Secondo Toma, il problema non riguarda più soltanto la scadenza di agosto indicata dal Tribunale. Il vero nodo è il prestito ponte da 390 milioni di euro, ottenuto dal Governo con il via libera della Commissione Europea. Una somma fondamentale per garantire la continuità produttiva nei prossimi mesi, ma vincolata alla presenza di un acquirente disposto a portare avanti la trattativa.

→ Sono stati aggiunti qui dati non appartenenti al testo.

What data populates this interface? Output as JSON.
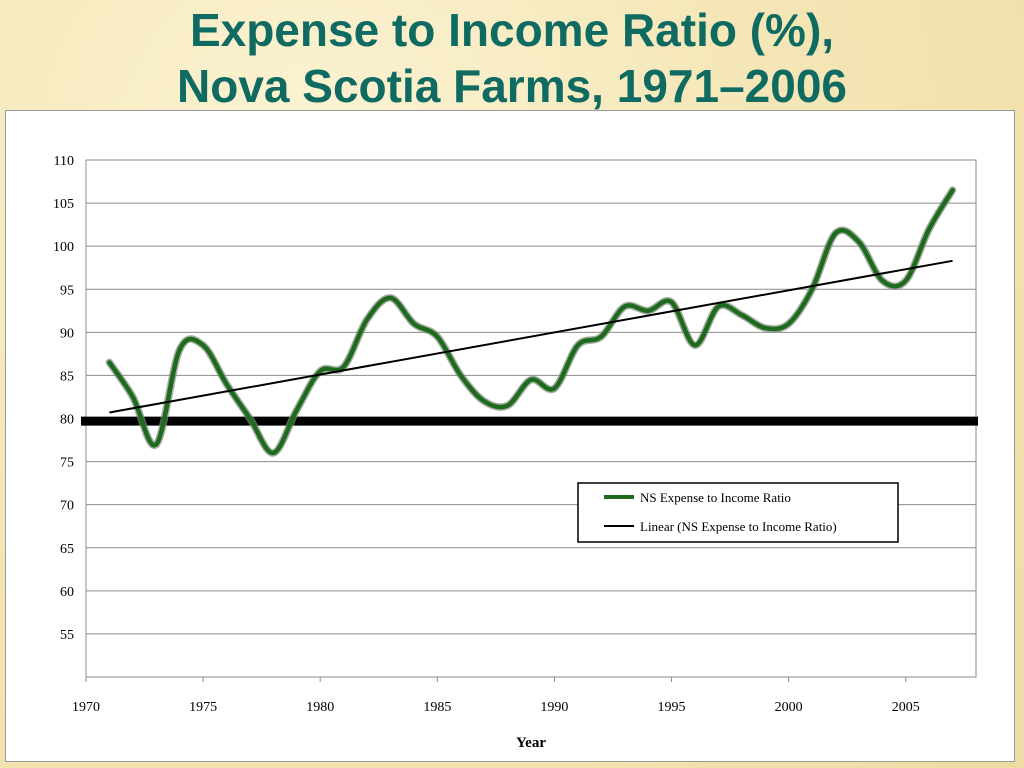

Se, dopo la sentenza, l’acquirente dovesse fare un passo indietro, quei fondi non arriverebbero più. E senza liquidità, lo stabilimento potrebbe non resistere fino all’estate: la chiusura, avverte Confindustria, potrebbe diventare realtà nel giro di poche settimane. Uno scenario che metterebbe in crisi non solo l’azienda, ma l’intero indotto industriale e migliaia di famiglie che dipendono dalla produzione siderurgica.
L’associazione degli industriali chiede quindi un intervento urgente del Governo per evitare il collasso della trattativa e garantire una soluzione stabile. “Siamo molto preoccupati – afferma Toma – e ci aspettiamo sviluppi già nei prossimi giorni.
La vicenda dell’ex Ilva torna così al centro del dibattito nazionale, con Taranto che attende risposte rapide e concrete per scongiurare l’ennesima emergenza industriale.